There are two important stories called, “Front Seat Brahman” and “Teachers of Import” that have a common conflict. That common conflict is education vs. non-education. The character in “Front Seat Brahman” is Sushil Rao. He is from Bombay, India. The characters in “The Teachers of Import” are Amarel Collymore and Elke Walcher. Amarel is from Bridgetown, Barbados and Elke is from Austria. They all moved to Queens, New York for a particular reason. Sushil did not mention whether or not he went to elementary or high school.
However, from the story it sounds like he took school lightly compared to Amarel and Elke. Sushil states, “I went away to agriculture college to learn how to be a farmer, but they made me dissect frogs in a botany class so I quite. So I enrolled in a philosophy college. A year later, my father died and I was kind of out of control. I quite college and became a traveling hippie” (Lehrer/ Sloan, 32). This proves that he did try to go to college, but was not dedicated enough to finish college.
He thought there were better opportunities and prospects out in the world than just going to college. That was not the case for Amarel and Elke. Amarel was a college graduate and taught high school English. She had decades of teaching experience and decided to come to New York. Elke was also a college graduate and taught science. Both teachers came to teach in New York because there was a shortage of teachers and the New York City Board of Education was looking to recruit teachers from different countries. Amarel was not used to the student’s behavior the first week of classes.

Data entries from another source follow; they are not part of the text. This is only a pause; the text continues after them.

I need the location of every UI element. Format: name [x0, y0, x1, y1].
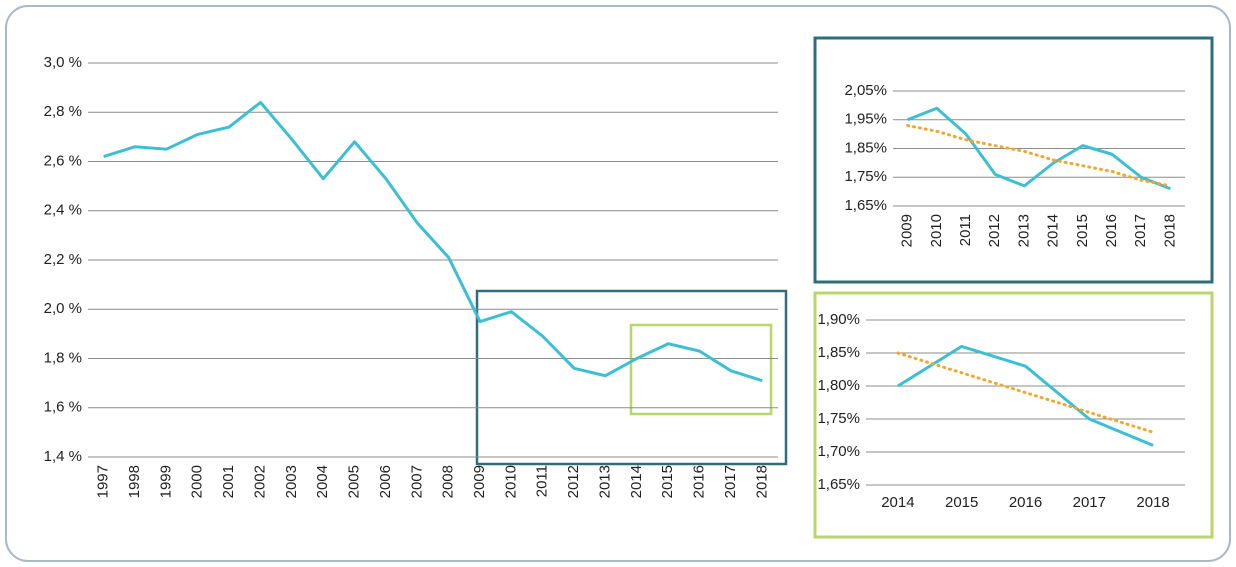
y-tick-label: 2,0 %: [44, 300, 82, 317]
x-tick-label: 2009: [471, 465, 488, 498]
data-line: [897, 344, 1154, 447]
y-tick-label: 1,85%: [817, 344, 860, 361]
x-tick-label: 2000: [189, 465, 206, 498]
y-tick-label: 1,90%: [817, 311, 860, 328]
highlight-box: [629, 323, 773, 416]
outer-frame: [5, 5, 1231, 562]
x-tick-label: 2017: [1073, 494, 1106, 511]
y-tick-label: 1,70%: [817, 443, 860, 460]
y-tick-label: 1,75%: [844, 168, 887, 185]
x-tick-label: 2001: [220, 465, 237, 498]
x-tick-label: 2006: [377, 465, 394, 498]
y-tick-label: 1,85%: [844, 139, 887, 156]
y-tick-label: 2,6 %: [44, 152, 82, 169]
inset-frame: [813, 36, 1214, 284]
data-line: [907, 106, 1171, 191]
y-tick-label: 1,65%: [844, 197, 887, 214]
x-tick-label: 2009: [899, 214, 916, 247]
x-tick-label: 2011: [534, 465, 551, 497]
x-tick-label: 2018: [1136, 494, 1169, 511]
y-tick-label: 1,6 %: [44, 399, 82, 416]
x-tick-label: 2010: [502, 465, 519, 498]
x-tick-label: 2015: [945, 494, 978, 511]
x-tick-label: 2010: [928, 214, 945, 247]
x-tick-label: 2008: [440, 465, 457, 498]
x-tick-label: 2018: [753, 465, 770, 498]
x-tick-label: 2014: [881, 494, 914, 511]
x-tick-label: 2016: [1009, 494, 1042, 511]
x-tick-label: 2005: [346, 465, 363, 498]
x-tick-label: 1997: [95, 465, 112, 498]
x-tick-label: 1999: [157, 465, 174, 498]
y-tick-label: 1,75%: [817, 410, 860, 427]
x-tick-label: 2016: [691, 465, 708, 498]
x-tick-label: 2004: [314, 465, 331, 498]
y-tick-label: 1,8 %: [44, 349, 82, 366]
x-tick-label: 2002: [251, 465, 268, 498]
x-tick-label: 2014: [1045, 214, 1062, 247]
highlight-box: [475, 289, 788, 466]
y-tick-label: 1,4 %: [44, 448, 82, 465]
x-tick-label: 2017: [1132, 214, 1149, 247]
x-tick-label: 2014: [628, 465, 645, 498]
x-tick-label: 2007: [408, 465, 425, 498]
x-tick-label: 2013: [1015, 214, 1032, 247]
x-tick-label: 2012: [565, 465, 582, 498]
x-tick-label: 2003: [283, 465, 300, 498]
x-tick-label: 2015: [659, 465, 676, 498]
inset-frame: [813, 291, 1214, 539]
data-line: [103, 100, 763, 383]
x-tick-label: 2017: [722, 465, 739, 498]
x-tick-label: 2016: [1103, 214, 1120, 247]
x-tick-label: 1998: [126, 465, 143, 498]
data-line: [896, 351, 1155, 434]
y-tick-label: 1,95%: [844, 111, 887, 128]
x-tick-label: 2018: [1161, 214, 1178, 247]
y-tick-label: 2,8 %: [44, 103, 82, 120]
y-tick-label: 1,65%: [817, 476, 860, 493]
x-tick-label: 2011: [957, 214, 974, 246]
y-tick-label: 2,4 %: [44, 202, 82, 219]
y-tick-label: 1,80%: [817, 377, 860, 394]
x-tick-label: 2015: [1074, 214, 1091, 247]
y-tick-label: 3,0 %: [44, 54, 82, 71]
x-tick-label: 2012: [986, 214, 1003, 247]
y-tick-label: 2,2 %: [44, 251, 82, 268]
y-tick-label: 2,05%: [844, 82, 887, 99]
x-tick-label: 2013: [596, 465, 613, 498]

She states, “In Barbados, if a student acts up, they get put out the door right away. When I first started teaching here I thought the kids were raging all the time. Then I figured out its just normal for them to curse and swear” (Lehrer/ Sloan, 55). This shows the differences between the way students act in Barbados vs. America. I think American students, depending on the school though; have very low respect for their teachers compared to certain countries. Elke had a different experience. She said, “It’s a prejudice Europeans have against blacks anyways.

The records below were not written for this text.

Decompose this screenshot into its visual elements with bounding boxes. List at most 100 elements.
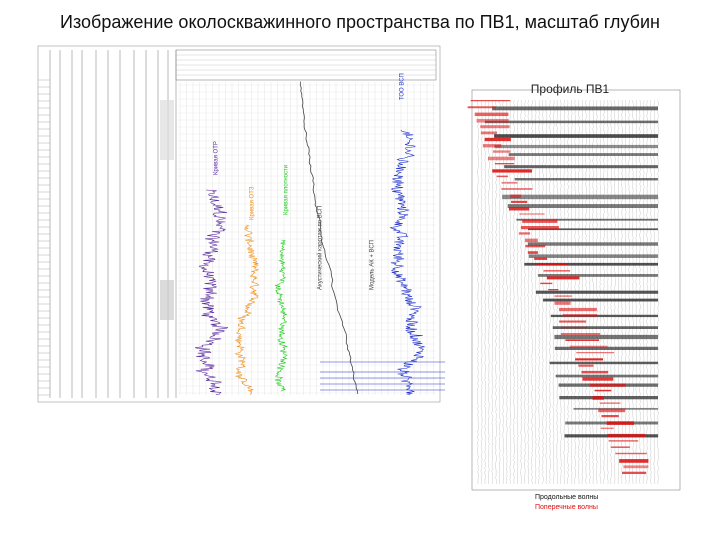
seismic-trace — [487, 99, 490, 485]
shear-wave-band — [562, 314, 598, 317]
shear-wave-band — [578, 364, 594, 367]
reflection-band — [508, 153, 658, 156]
shear-wave-band — [608, 440, 639, 442]
curve-label: ТОО ВСП — [400, 73, 406, 100]
profile-panel: Профиль ПВ1 Продольные волны Поперечные в… — [467, 82, 681, 511]
log-curve — [299, 81, 359, 395]
shear-wave-band — [480, 125, 510, 129]
seismic-trace — [657, 99, 659, 485]
shear-wave-band — [546, 276, 580, 280]
shear-wave-band — [501, 188, 533, 190]
reflection-band — [535, 290, 658, 294]
shear-wave-band — [559, 307, 597, 312]
log-curve — [195, 189, 229, 396]
shear-wave-band — [559, 320, 587, 323]
shear-wave-band — [467, 106, 496, 109]
shear-wave-band — [581, 370, 609, 374]
slide-title: Изображение околоскважинного пространств… — [60, 12, 660, 32]
reflection-band — [484, 120, 658, 124]
well-log-panel: Кривая ОТР Кривая ОТЗ Кривая плотности Акус… — [37, 45, 445, 403]
reflection-band — [552, 326, 658, 330]
shear-wave-band — [600, 427, 614, 429]
shear-wave-band — [576, 352, 615, 354]
seismic-trace — [484, 99, 487, 485]
seismic-trace — [527, 99, 530, 485]
shear-wave-band — [560, 333, 601, 335]
reflection-band — [554, 346, 658, 351]
shear-wave-band — [536, 263, 568, 266]
curve-label: Кривая ОТЗ — [250, 186, 256, 220]
shear-wave-band — [480, 131, 497, 135]
shear-wave-band — [520, 226, 559, 230]
seismic-trace — [491, 99, 494, 485]
shear-wave-band — [589, 383, 626, 387]
profile-title: Профиль ПВ1 — [531, 82, 610, 96]
reflection-band — [494, 134, 658, 138]
shear-wave-band — [601, 415, 619, 418]
reflection-band — [528, 254, 658, 258]
curve-label: Кривая ОТР — [214, 141, 220, 175]
shear-wave-band — [474, 112, 509, 117]
shear-wave-band — [610, 446, 630, 448]
seismic-trace — [516, 99, 519, 485]
shear-wave-band — [598, 408, 626, 413]
shear-wave-band — [482, 144, 502, 148]
reflection-band — [549, 361, 658, 365]
shear-wave-band — [592, 396, 604, 400]
reflection-band — [516, 218, 658, 221]
seismic-trace — [531, 99, 533, 485]
reflection-band — [555, 374, 658, 378]
reflection-band — [550, 314, 658, 318]
curve-label: Модель АК + ВСП — [370, 240, 376, 290]
shear-wave-band — [582, 377, 614, 381]
shear-wave-band — [554, 301, 571, 305]
seismic-trace — [523, 99, 526, 484]
seismic-trace — [513, 99, 515, 485]
reflection-band — [507, 204, 658, 209]
shear-wave-band — [484, 137, 511, 142]
shear-wave-band — [607, 433, 646, 438]
shear-wave-band — [615, 452, 647, 455]
shear-wave-band — [488, 156, 515, 161]
shear-wave-band — [476, 118, 509, 123]
shear-wave-band — [510, 194, 522, 198]
reflection-band — [492, 106, 658, 111]
shear-wave-band — [575, 358, 604, 361]
shear-wave-band — [619, 459, 649, 463]
reflection-band — [502, 194, 658, 200]
log-curve — [274, 239, 289, 392]
reflection-band — [524, 262, 658, 266]
shear-wave-band — [470, 100, 511, 102]
reflection-band — [528, 228, 658, 231]
shear-wave-band — [548, 289, 559, 291]
reflection-band — [559, 396, 658, 400]
log-curve — [389, 130, 425, 396]
reflection-band — [527, 242, 658, 246]
shear-wave-band — [508, 207, 530, 211]
seismic-trace — [520, 99, 523, 485]
shear-wave-band — [492, 169, 532, 173]
shear-wave-band — [594, 389, 612, 392]
shear-wave-band — [534, 257, 548, 260]
shear-wave-band — [510, 200, 528, 203]
log-curve — [234, 224, 260, 395]
curve-label: Акустический каротаж по ВСП — [317, 206, 324, 290]
shear-wave-band — [599, 402, 621, 404]
legend-label: Продольные волны — [535, 494, 598, 501]
seismic-trace — [480, 99, 483, 485]
reflection-band — [537, 274, 658, 277]
reflection-band — [543, 298, 658, 302]
lithology-hatch — [160, 280, 174, 320]
shear-wave-band — [565, 339, 600, 341]
shear-wave-band — [492, 150, 511, 153]
shear-wave-band — [525, 244, 546, 248]
shear-wave-band — [540, 282, 553, 285]
seismic-trace — [477, 99, 479, 484]
shear-wave-band — [518, 232, 531, 235]
shear-wave-band — [561, 326, 588, 329]
shear-wave-band — [525, 238, 538, 243]
shear-wave-band — [622, 471, 647, 475]
lithology-hatch — [160, 100, 174, 160]
reflection-band — [554, 334, 658, 340]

The movies give the impression that all blacks are criminals and they all live in the Bronx. I couldn’t believe the class was half black. Most of the guys are wearing gang jackets and bandanas” (Lehrer/ Sloan, 59). This proves that Elke was in for a big surprise and they were not like the Austrian students that she was used to. Sushil was more of a spiritual person rather than educational. For example Sushil says, “You can live without food for days at a time. But water you need almost every four hours. Water is like diamonds. Our life depends on it” (Lehrer/ Sloan, 36)!
People know they cannot live without water, but I have never heard anyone phrase is quite like that. This shows that Sushil is such a deep and meaningful man. Sushil has such a great view of life and appreciates it so much more than the average American. The two teachers and Sushil make the education vs. non-education conflict have some similarities and differences. The two teachers take such great pride in their work as teachers. Just as Sushil takes pride in sharing his stories with people, cooking and his publishing company.
He did not need college to succeed like Amarel and Elke, but the women definitely make education a big part of their lives. These are just two different views these people have. In a way, Sushil was teaching the people in the cabs about his country and his beliefs, just as the two teachers teacher their students. Sushil does not mention how education is portrayed in India, but according to Amarel and Elke teachers are very well respected and getting an education is very highly though of. The two teachers were not sure they wanted to stay in New York or go back home and teach.
In the end, they did both want to stay. Amarel concludes with, “I’ve gotten accustomed to these kids. The Lord brought me here for something. I am not yet sure what it is. I know now if I hate to, I could teach anywhere. But I’d like to teach here again next year if I can” (Lehrer/ Sloan, 57). Elke concludes with, “Teaching is a calling. If you do it just for the money you won’t last. Especially in New York. Some of the teachers look at me like I’m nuts whenever I talk with great enthusiasm for teaching” (Lehrer/ Sloan, 61).
This show that both teachers are now getting used to the idea that they can help these students and teach them to respect teachers more. They both succeeded in the end. Sushil also succeeded even though he did not go to college and education was not a part of his life. He was starting to make dinners for his friend and all his friends. Then Sushil and his friend started up a publishing company together. That proved he did not need a professional education. He was poetic and creative and that made him a success.